Another special consideration is how to handle indemnification for known loss. This concern can arise in real estate transactions when land contaminants are discovered as the parties are drafting the sales agreement.[ix] If the parties wish to proceed with the sale, they may choose to address the indemnifying party’s obligation by adjusting the purchase price to reflect the estimated cost in cleaning up contamination. Another approach is for the indemnifying party to agree to cover any additional cleanup costs beyond an initial agreed-upon amount. Finally, the parties may agree to require the indemnifying party to purchase insurance to cover any contamination costs. Regardless of which approach is taken, both parties will want to incorporate the drafting tips discussed above to ensure their competing interests are protected.

Conclusion

Because of underlying competing interests, indemnification can be a potential minefield for both parties to an indemnification agreement.
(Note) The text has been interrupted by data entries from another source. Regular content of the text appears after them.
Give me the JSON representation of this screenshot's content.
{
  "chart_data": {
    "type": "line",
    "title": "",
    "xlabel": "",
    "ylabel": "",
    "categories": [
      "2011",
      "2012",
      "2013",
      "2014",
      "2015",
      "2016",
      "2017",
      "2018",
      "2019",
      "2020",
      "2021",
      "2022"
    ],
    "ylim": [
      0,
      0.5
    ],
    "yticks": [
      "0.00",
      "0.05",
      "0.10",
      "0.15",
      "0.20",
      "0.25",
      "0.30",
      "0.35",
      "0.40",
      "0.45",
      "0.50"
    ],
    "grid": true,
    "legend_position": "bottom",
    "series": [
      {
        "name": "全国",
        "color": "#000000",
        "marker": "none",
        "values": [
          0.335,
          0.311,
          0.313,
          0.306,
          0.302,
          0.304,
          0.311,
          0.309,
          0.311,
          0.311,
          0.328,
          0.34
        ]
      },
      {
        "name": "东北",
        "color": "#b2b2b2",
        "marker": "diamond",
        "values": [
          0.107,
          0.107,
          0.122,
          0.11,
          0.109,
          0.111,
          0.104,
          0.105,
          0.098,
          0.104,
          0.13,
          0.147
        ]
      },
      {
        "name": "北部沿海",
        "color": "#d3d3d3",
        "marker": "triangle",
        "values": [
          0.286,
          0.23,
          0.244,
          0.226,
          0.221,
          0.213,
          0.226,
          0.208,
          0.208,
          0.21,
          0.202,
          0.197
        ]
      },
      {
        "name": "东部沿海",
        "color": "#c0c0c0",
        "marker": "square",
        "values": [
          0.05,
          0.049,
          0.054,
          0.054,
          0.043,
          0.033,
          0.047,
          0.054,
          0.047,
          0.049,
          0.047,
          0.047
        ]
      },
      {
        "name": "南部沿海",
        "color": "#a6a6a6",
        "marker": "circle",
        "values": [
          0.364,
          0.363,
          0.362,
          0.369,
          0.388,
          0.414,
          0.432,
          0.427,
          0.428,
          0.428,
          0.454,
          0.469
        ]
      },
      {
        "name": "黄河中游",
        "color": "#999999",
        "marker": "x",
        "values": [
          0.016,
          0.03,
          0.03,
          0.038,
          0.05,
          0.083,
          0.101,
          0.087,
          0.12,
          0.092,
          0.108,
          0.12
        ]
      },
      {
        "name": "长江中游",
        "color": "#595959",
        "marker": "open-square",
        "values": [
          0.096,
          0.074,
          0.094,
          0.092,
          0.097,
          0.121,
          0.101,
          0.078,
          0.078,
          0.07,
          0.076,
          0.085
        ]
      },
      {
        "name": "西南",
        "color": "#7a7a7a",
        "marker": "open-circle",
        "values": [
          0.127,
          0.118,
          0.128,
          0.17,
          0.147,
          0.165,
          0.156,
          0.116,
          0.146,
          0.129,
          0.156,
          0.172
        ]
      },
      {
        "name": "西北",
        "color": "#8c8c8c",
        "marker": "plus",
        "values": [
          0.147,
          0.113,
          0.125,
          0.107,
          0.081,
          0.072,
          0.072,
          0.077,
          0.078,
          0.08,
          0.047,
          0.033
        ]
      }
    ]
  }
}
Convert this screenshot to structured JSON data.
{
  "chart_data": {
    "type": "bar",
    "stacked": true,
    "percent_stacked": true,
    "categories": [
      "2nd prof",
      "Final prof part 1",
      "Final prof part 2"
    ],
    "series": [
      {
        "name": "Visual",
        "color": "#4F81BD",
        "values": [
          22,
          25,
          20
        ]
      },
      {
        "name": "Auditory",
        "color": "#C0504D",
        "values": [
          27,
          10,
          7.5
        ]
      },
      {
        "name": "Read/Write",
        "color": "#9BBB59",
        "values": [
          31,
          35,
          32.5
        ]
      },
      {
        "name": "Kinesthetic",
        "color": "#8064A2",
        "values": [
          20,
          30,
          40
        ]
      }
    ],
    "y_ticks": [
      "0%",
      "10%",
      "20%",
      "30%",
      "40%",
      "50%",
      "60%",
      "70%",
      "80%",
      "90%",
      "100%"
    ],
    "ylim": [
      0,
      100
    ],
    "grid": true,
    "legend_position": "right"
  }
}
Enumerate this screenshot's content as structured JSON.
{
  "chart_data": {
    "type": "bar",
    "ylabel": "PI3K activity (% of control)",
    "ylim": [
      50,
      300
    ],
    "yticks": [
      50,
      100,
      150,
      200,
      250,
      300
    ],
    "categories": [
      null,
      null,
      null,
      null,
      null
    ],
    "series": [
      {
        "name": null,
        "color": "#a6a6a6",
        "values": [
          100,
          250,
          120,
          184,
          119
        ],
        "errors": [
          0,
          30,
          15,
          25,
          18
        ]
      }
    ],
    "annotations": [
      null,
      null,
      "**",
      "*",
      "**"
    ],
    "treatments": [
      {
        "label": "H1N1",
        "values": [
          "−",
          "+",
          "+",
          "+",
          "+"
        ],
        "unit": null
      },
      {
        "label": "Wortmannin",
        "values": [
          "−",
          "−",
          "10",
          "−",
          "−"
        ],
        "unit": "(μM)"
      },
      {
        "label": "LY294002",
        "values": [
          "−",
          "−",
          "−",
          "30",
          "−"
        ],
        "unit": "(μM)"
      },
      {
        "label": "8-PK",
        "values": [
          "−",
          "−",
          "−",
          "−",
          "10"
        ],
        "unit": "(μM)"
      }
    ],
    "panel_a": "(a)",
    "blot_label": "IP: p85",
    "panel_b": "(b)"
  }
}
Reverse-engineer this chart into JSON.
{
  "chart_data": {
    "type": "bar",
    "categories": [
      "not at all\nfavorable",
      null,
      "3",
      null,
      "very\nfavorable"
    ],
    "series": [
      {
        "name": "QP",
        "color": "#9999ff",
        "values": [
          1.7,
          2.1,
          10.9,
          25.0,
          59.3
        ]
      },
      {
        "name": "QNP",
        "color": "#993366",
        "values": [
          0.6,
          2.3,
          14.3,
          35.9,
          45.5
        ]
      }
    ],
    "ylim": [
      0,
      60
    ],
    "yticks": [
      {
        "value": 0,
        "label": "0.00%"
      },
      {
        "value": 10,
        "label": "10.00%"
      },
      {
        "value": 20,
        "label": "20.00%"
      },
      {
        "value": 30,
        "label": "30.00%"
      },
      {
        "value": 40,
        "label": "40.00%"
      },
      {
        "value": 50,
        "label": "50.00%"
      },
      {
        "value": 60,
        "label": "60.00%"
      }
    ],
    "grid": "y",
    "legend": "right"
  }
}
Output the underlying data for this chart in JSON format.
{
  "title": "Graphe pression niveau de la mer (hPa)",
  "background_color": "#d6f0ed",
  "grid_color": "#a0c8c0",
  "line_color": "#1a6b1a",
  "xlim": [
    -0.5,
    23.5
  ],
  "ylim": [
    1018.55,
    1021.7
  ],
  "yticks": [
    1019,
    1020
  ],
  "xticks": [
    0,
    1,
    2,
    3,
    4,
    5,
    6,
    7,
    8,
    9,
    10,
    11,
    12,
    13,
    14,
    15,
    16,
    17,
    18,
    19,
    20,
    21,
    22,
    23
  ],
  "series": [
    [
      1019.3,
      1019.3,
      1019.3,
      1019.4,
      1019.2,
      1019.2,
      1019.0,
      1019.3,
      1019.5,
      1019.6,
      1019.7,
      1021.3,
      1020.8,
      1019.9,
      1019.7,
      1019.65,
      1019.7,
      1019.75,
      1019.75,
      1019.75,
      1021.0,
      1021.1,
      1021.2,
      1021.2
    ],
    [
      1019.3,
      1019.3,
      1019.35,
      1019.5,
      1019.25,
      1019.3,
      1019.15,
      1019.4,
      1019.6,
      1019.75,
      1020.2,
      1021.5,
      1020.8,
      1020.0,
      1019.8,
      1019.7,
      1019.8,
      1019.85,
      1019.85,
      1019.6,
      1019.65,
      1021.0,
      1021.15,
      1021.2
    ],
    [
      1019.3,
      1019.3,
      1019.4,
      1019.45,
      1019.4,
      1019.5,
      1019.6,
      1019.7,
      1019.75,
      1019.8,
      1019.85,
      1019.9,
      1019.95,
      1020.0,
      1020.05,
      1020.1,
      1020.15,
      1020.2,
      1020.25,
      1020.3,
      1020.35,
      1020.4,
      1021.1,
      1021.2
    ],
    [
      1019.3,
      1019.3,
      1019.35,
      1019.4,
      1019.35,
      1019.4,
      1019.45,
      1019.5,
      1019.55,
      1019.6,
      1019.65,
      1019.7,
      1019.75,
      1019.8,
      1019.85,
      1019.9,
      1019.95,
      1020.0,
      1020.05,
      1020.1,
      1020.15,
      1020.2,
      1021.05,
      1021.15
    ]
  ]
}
Address possible questions regarding the scope of the indemnification provision while drafting, rather than when future conflicts arise. By carefully drafting a clear-cut and precise indemnification provision, counsel for both parties can ensure the parties are better protected against the uncertainties inherent in indemnification.

Jarin O. Hammer joined Beard St. Clair Gaffney Thomson PA in 1997. His practice focuses on business, tax, and real estate. Jarin received his juris doctorate from the University of Idaho and his LL.M. in taxation from the University of Florida. He advises business owners on a wide array of legal issues including the formation of entities, taxation of business transactions, contract negotiations, land use and planning issues, and mergers and acquisitions.

Lindsay M. Lofgran recently joined Beard St. Clair Gaffney Thomson PA as an associate attorney. Her practice focuses primarily on litigation and education law. Lindsay attended BYU Law School where she appeared multiple times on the Dean’s List and served as both an executive editor for the BYU Journal of Public Law and a submissions editor for the BYU Education and Law Journal.

 


[i] Chenery v. Agri-Lines Corp., 115 Idaho 281, 284, 766 P.2d 751, 754 (1988).

[ii] Throughout this article, the terms “indemnifying party” and “indemnified party” will be used to represent the indemnitor and indemnitee, respectively.

[iii] Beitzel v. City of Coeur d’Alene, 121 Idaho 709, 717, 827 P.2d 1160, 1168 (1992) (quoting Industrial Indem. Co. v. Columbia Basin Steel & Iron Inc., 93 Idaho 719, 723, 471 P.2d 574, 578 (1970)). See also Williams v. Johnson, 92 Idaho 292, 294, 442 P.2d 178, 180 (1968).

[iv] Majkowski v. Am. Imaging Mgmt. Servs., LLC, 913 A.2d 572, 591 (Del. Ch. 2006).

[v] Id.

[vi] Bonner County v. Panhandle Rodeo Ass’n., Inc., 101 Idaho 772, 775, 620 P.2d 1102, 1105 (1980) (citing United States v. Seckinger, 397 U.S. 203, 213 (1970)).

[vii] R.W. Beck v. Job Line Constr., Inc., 122 Idaho 92, 96, 831 P.2d 560, 564 (Ct. App. 1992) (internal citations omitted).

[viii] See Perry v. Payne, 66 A. 553, 557 (Pa. 1907).

[ix] See Jones v. Sun Carriers, Inc., 856 F.2d 1090 (8th Cir. 1988).